Ukraine’s gross international reserves fell 3.4%, or USD 0.34 bln, to USD 9.63 bln, according to a National Bank of Ukraine (NBU) report released on May 7. The main factors were USD 737 mln in external redemptions (including USD 218 mln for the IMF), as well as USD 240 mln in NBU’s foreign currency sale (including USD 140 mln for Naftogaz). The National Bank’s USD 158 mln foreign currency purchase at the ForEx and a EUR 250 mln loan from the EU prevented gross reserves from falling deeper.
Alexander Paraschiy: The relatively modest gross reserves decline in April is a very good sign that means external trade is improving and the situation at the ForEx has stabilized for the moment. We anticipate gross international reserves to fluctuate close to the USD 10 bln mark over the upcoming month in light of the expected placement of USD 1 bln in Eurobonds under U.S. state guarantees in May and EUR 600 mln debt tranche from the EU expected in the summer.

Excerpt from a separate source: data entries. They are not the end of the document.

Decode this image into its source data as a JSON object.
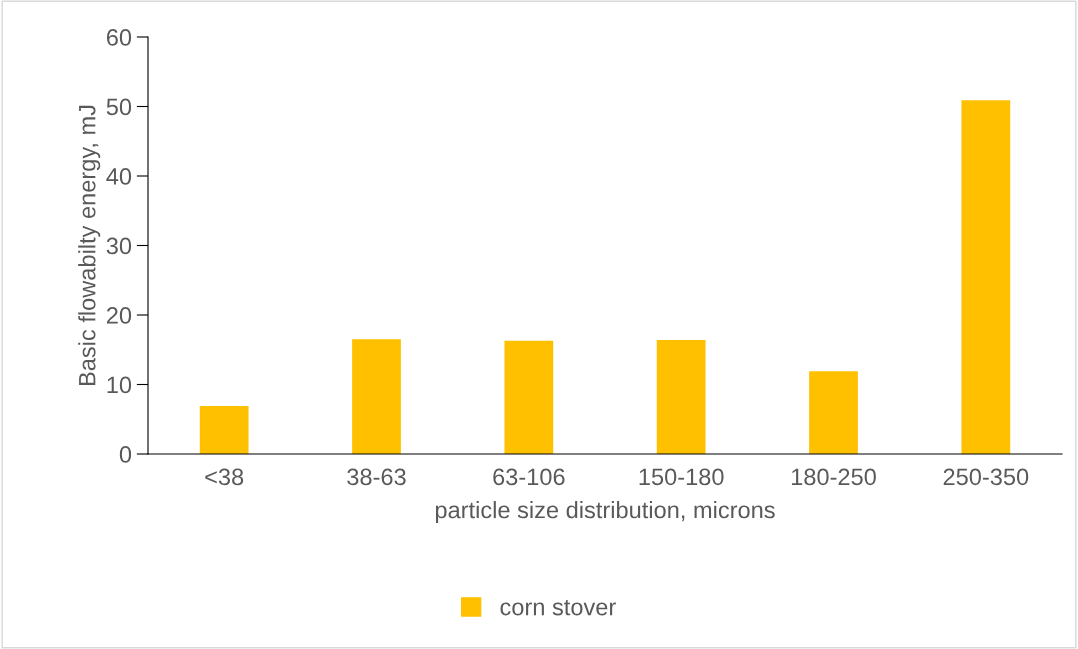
{
  "chart_data": {
    "type": "bar",
    "xlabel": "particle size distribution, microns",
    "ylabel": "Basic flowabilty energy, mJ",
    "categories": [
      "<38",
      "38-63",
      "63-106",
      "150-180",
      "180-250",
      "250-350"
    ],
    "series": [
      {
        "name": "corn stover",
        "color": "#ffc000",
        "values": [
          6.9,
          16.5,
          16.3,
          16.4,
          11.9,
          50.9
        ]
      }
    ],
    "ylim": [
      0,
      60
    ],
    "yticks": [
      0,
      10,
      20,
      30,
      40,
      50,
      60
    ],
    "grid": false,
    "legend": "bottom"
  }
}
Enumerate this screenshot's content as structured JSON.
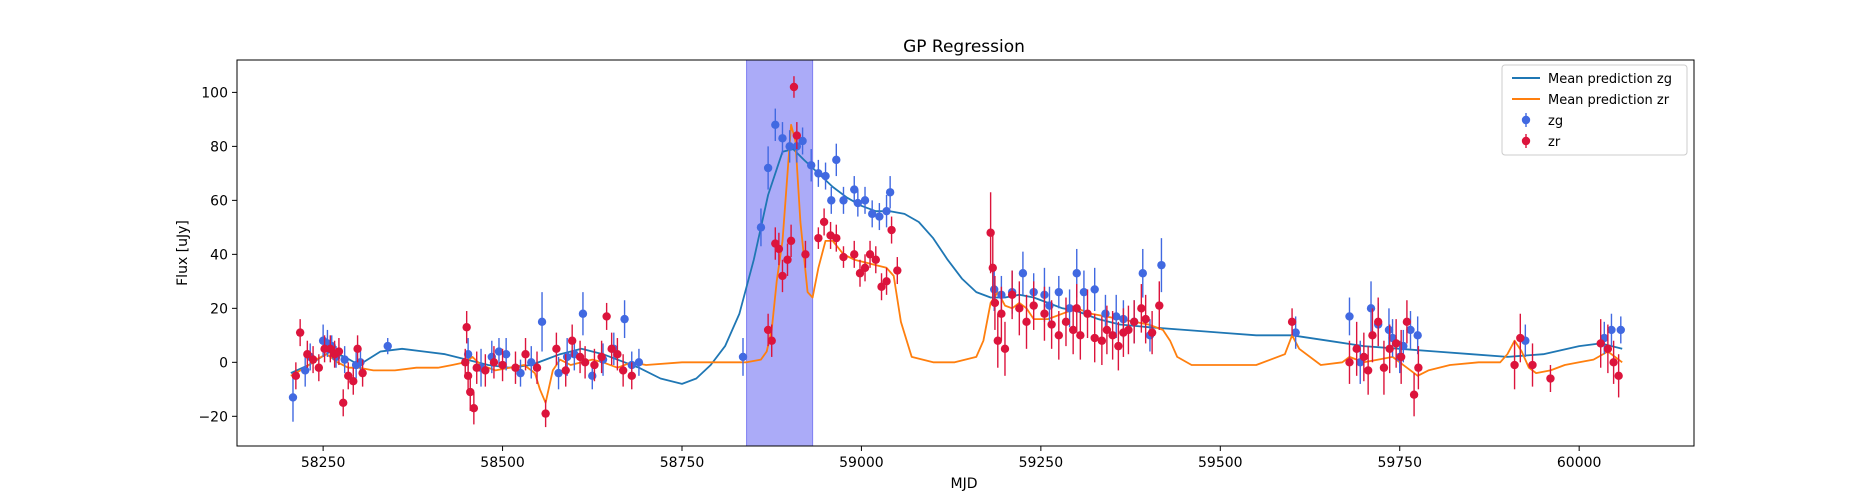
{
  "chart_data": {
    "type": "scatter",
    "title": "GP Regression",
    "xlabel": "MJD",
    "ylabel": "Flux [uJy]",
    "xlim": [
      58130,
      60160
    ],
    "ylim": [
      -31,
      112
    ],
    "xticks": [
      58250,
      58500,
      58750,
      59000,
      59250,
      59500,
      59750,
      60000
    ],
    "yticks": [
      -20,
      0,
      20,
      40,
      60,
      80,
      100
    ],
    "grid": false,
    "legend_position": "top-right",
    "highlight_span": {
      "x0": 58840,
      "x1": 58932,
      "color": "#a6a6f8"
    },
    "legend": [
      {
        "label": "Mean prediction zg",
        "kind": "line",
        "color": "#1f77b4"
      },
      {
        "label": "Mean prediction zr",
        "kind": "line",
        "color": "#ff7f0e"
      },
      {
        "label": "zg",
        "kind": "errorbar",
        "color": "#4169e1"
      },
      {
        "label": "zr",
        "kind": "errorbar",
        "color": "#dc143c"
      }
    ],
    "series": [
      {
        "name": "Mean prediction zg",
        "kind": "line",
        "color": "#1f77b4",
        "x": [
          58205,
          58230,
          58260,
          58280,
          58300,
          58330,
          58360,
          58390,
          58420,
          58450,
          58480,
          58510,
          58540,
          58560,
          58580,
          58610,
          58640,
          58670,
          58690,
          58720,
          58750,
          58770,
          58790,
          58810,
          58830,
          58850,
          58870,
          58890,
          58905,
          58920,
          58940,
          58960,
          58980,
          59000,
          59020,
          59040,
          59060,
          59080,
          59100,
          59120,
          59140,
          59160,
          59180,
          59200,
          59220,
          59240,
          59260,
          59280,
          59300,
          59330,
          59360,
          59400,
          59450,
          59500,
          59550,
          59600,
          59650,
          59700,
          59750,
          59800,
          59850,
          59900,
          59950,
          60000,
          60030,
          60060
        ],
        "y": [
          -4,
          -1,
          4,
          2,
          -1,
          4,
          5,
          4,
          3,
          1,
          -1,
          -2,
          -1,
          1,
          3,
          5,
          3,
          0,
          -2,
          -6,
          -8,
          -6,
          -1,
          6,
          18,
          38,
          62,
          78,
          79,
          75,
          70,
          65,
          61,
          58,
          56,
          56,
          55,
          52,
          46,
          38,
          31,
          26,
          24,
          24,
          25,
          24,
          22,
          20,
          19,
          16,
          14,
          13,
          12,
          11,
          10,
          10,
          8,
          6,
          5,
          4,
          3,
          2,
          3,
          6,
          7,
          5
        ]
      },
      {
        "name": "Mean prediction zr",
        "kind": "line",
        "color": "#ff7f0e",
        "x": [
          58205,
          58225,
          58240,
          58255,
          58270,
          58285,
          58300,
          58320,
          58350,
          58380,
          58410,
          58430,
          58448,
          58458,
          58470,
          58490,
          58510,
          58530,
          58545,
          58552,
          58560,
          58570,
          58580,
          58595,
          58610,
          58625,
          58640,
          58660,
          58680,
          58700,
          58750,
          58800,
          58840,
          58860,
          58868,
          58875,
          58882,
          58890,
          58897,
          58902,
          58908,
          58915,
          58925,
          58932,
          58940,
          58950,
          58960,
          58975,
          58990,
          59005,
          59020,
          59035,
          59045,
          59055,
          59070,
          59100,
          59130,
          59160,
          59170,
          59180,
          59190,
          59200,
          59210,
          59220,
          59230,
          59240,
          59260,
          59280,
          59300,
          59320,
          59340,
          59360,
          59380,
          59400,
          59420,
          59430,
          59440,
          59460,
          59500,
          59550,
          59590,
          59600,
          59610,
          59640,
          59670,
          59680,
          59690,
          59700,
          59720,
          59740,
          59760,
          59775,
          59790,
          59820,
          59860,
          59890,
          59900,
          59910,
          59920,
          59930,
          59940,
          59960,
          59980,
          60000,
          60020,
          60040,
          60060
        ],
        "y": [
          -5,
          -2,
          1,
          3,
          0,
          -2,
          -2,
          -3,
          -3,
          -2,
          -2,
          -1,
          0,
          2,
          -1,
          -3,
          -2,
          -1,
          -4,
          -10,
          -15,
          -3,
          1,
          -1,
          0,
          1,
          0,
          -2,
          0,
          -1,
          0,
          0,
          0,
          1,
          4,
          12,
          30,
          45,
          70,
          88,
          82,
          52,
          26,
          24,
          35,
          45,
          45,
          40,
          38,
          37,
          36,
          35,
          32,
          15,
          2,
          0,
          0,
          2,
          8,
          22,
          26,
          21,
          20,
          22,
          20,
          16,
          16,
          18,
          20,
          18,
          17,
          16,
          15,
          14,
          12,
          8,
          2,
          -1,
          -1,
          -1,
          3,
          10,
          5,
          -1,
          0,
          2,
          1,
          0,
          1,
          2,
          -2,
          -5,
          -3,
          -1,
          0,
          0,
          3,
          8,
          4,
          -2,
          -4,
          -3,
          -1,
          0,
          1,
          4,
          0
        ]
      },
      {
        "name": "zg",
        "kind": "errorbar",
        "color": "#4169e1",
        "x": [
          58208,
          58225,
          58232,
          58250,
          58256,
          58262,
          58268,
          58280,
          58296,
          58302,
          58340,
          58452,
          58470,
          58485,
          58495,
          58505,
          58525,
          58540,
          58555,
          58578,
          58590,
          58600,
          58612,
          58625,
          58640,
          58655,
          58670,
          58680,
          58690,
          58835,
          58860,
          58870,
          58880,
          58890,
          58900,
          58910,
          58918,
          58930,
          58940,
          58950,
          58958,
          58965,
          58975,
          58990,
          58995,
          59005,
          59015,
          59025,
          59035,
          59040,
          59185,
          59195,
          59210,
          59225,
          59240,
          59255,
          59262,
          59275,
          59290,
          59300,
          59310,
          59325,
          59340,
          59355,
          59365,
          59380,
          59392,
          59402,
          59418,
          59605,
          59680,
          59695,
          59710,
          59720,
          59735,
          59740,
          59750,
          59755,
          59765,
          59775,
          59925,
          60035,
          60045,
          60058
        ],
        "y": [
          -13,
          -3,
          2,
          8,
          7,
          6,
          2,
          1,
          -1,
          0,
          6,
          3,
          -2,
          2,
          4,
          3,
          -4,
          0,
          15,
          -4,
          2,
          3,
          18,
          -5,
          1,
          5,
          16,
          -1,
          0,
          2,
          50,
          72,
          88,
          83,
          80,
          80,
          82,
          73,
          70,
          69,
          60,
          75,
          60,
          64,
          59,
          60,
          55,
          54,
          56,
          63,
          27,
          25,
          26,
          33,
          26,
          25,
          21,
          26,
          20,
          33,
          26,
          27,
          18,
          17,
          16,
          15,
          33,
          10,
          36,
          11,
          17,
          0,
          20,
          14,
          12,
          9,
          2,
          6,
          12,
          10,
          8,
          9,
          12,
          12
        ],
        "err": [
          9,
          6,
          5,
          6,
          5,
          4,
          4,
          5,
          5,
          5,
          3,
          6,
          7,
          6,
          5,
          6,
          5,
          6,
          11,
          6,
          7,
          6,
          8,
          5,
          6,
          6,
          7,
          5,
          5,
          7,
          7,
          8,
          6,
          6,
          6,
          6,
          5,
          6,
          5,
          5,
          5,
          6,
          5,
          5,
          5,
          5,
          5,
          5,
          6,
          6,
          8,
          7,
          8,
          8,
          7,
          10,
          7,
          6,
          7,
          9,
          8,
          8,
          7,
          8,
          7,
          8,
          9,
          6,
          10,
          6,
          7,
          8,
          10,
          8,
          8,
          7,
          6,
          6,
          7,
          7,
          6,
          6,
          6,
          5
        ]
      },
      {
        "name": "zr",
        "kind": "errorbar",
        "color": "#dc143c",
        "x": [
          58212,
          58218,
          58228,
          58236,
          58244,
          58252,
          58260,
          58266,
          58272,
          58278,
          58285,
          58292,
          58298,
          58305,
          58448,
          58450,
          58452,
          58455,
          58460,
          58464,
          58476,
          58488,
          58500,
          58518,
          58532,
          58548,
          58560,
          58575,
          58588,
          58597,
          58608,
          58615,
          58628,
          58638,
          58645,
          58652,
          58660,
          58668,
          58680,
          58870,
          58875,
          58880,
          58885,
          58890,
          58897,
          58902,
          58906,
          58910,
          58922,
          58940,
          58948,
          58957,
          58965,
          58975,
          58990,
          58998,
          59005,
          59012,
          59020,
          59028,
          59035,
          59042,
          59050,
          59180,
          59183,
          59186,
          59190,
          59195,
          59200,
          59210,
          59220,
          59230,
          59240,
          59255,
          59265,
          59275,
          59285,
          59295,
          59300,
          59305,
          59315,
          59325,
          59335,
          59342,
          59350,
          59358,
          59365,
          59372,
          59380,
          59390,
          59396,
          59405,
          59415,
          59600,
          59680,
          59690,
          59700,
          59706,
          59712,
          59720,
          59728,
          59736,
          59745,
          59752,
          59760,
          59770,
          59776,
          59910,
          59918,
          59935,
          59960,
          60030,
          60040,
          60048,
          60055
        ],
        "y": [
          -5,
          11,
          3,
          1,
          -2,
          5,
          5,
          3,
          4,
          -15,
          -5,
          -7,
          5,
          -4,
          0,
          13,
          -5,
          -11,
          -17,
          -2,
          -3,
          0,
          -1,
          -2,
          3,
          -2,
          -19,
          5,
          -3,
          8,
          2,
          0,
          -1,
          2,
          17,
          5,
          3,
          -3,
          -5,
          12,
          8,
          44,
          42,
          32,
          38,
          45,
          102,
          84,
          40,
          46,
          52,
          47,
          46,
          39,
          40,
          33,
          35,
          40,
          38,
          28,
          30,
          49,
          34,
          48,
          35,
          22,
          8,
          18,
          5,
          25,
          20,
          15,
          21,
          18,
          14,
          10,
          15,
          12,
          20,
          10,
          18,
          9,
          8,
          12,
          10,
          6,
          11,
          12,
          15,
          20,
          16,
          11,
          21,
          15,
          0,
          5,
          2,
          -3,
          10,
          15,
          -2,
          5,
          7,
          2,
          15,
          -12,
          -2,
          -1,
          9,
          -1,
          -6,
          7,
          5,
          0,
          -5
        ],
        "err": [
          5,
          5,
          5,
          5,
          5,
          5,
          5,
          5,
          5,
          5,
          5,
          5,
          5,
          5,
          5,
          6,
          6,
          7,
          6,
          6,
          6,
          6,
          6,
          6,
          6,
          6,
          5,
          6,
          6,
          6,
          6,
          6,
          6,
          6,
          5,
          6,
          6,
          6,
          5,
          6,
          6,
          6,
          6,
          6,
          6,
          6,
          4,
          5,
          5,
          4,
          5,
          5,
          5,
          4,
          5,
          5,
          5,
          5,
          5,
          5,
          5,
          5,
          5,
          15,
          12,
          10,
          10,
          10,
          10,
          9,
          10,
          10,
          9,
          10,
          9,
          9,
          9,
          9,
          9,
          9,
          9,
          9,
          9,
          9,
          9,
          9,
          9,
          9,
          8,
          9,
          9,
          8,
          9,
          5,
          8,
          10,
          9,
          9,
          10,
          9,
          10,
          9,
          9,
          10,
          8,
          8,
          8,
          9,
          9,
          8,
          5,
          9,
          9,
          8,
          8
        ]
      }
    ]
  }
}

Then starting September, economic stability will depend on “debt operation” of Finance Minisrty and progress in gaining another IMF tranche. Even without debt restructuring, we see gross international reserves near USD 11.5 bln (2.7 months of imports) by the ned of 2015. Yet success in sovereign debt payment rescheduling might boost gross reserves to USD 15 bln (3.5 months of imports).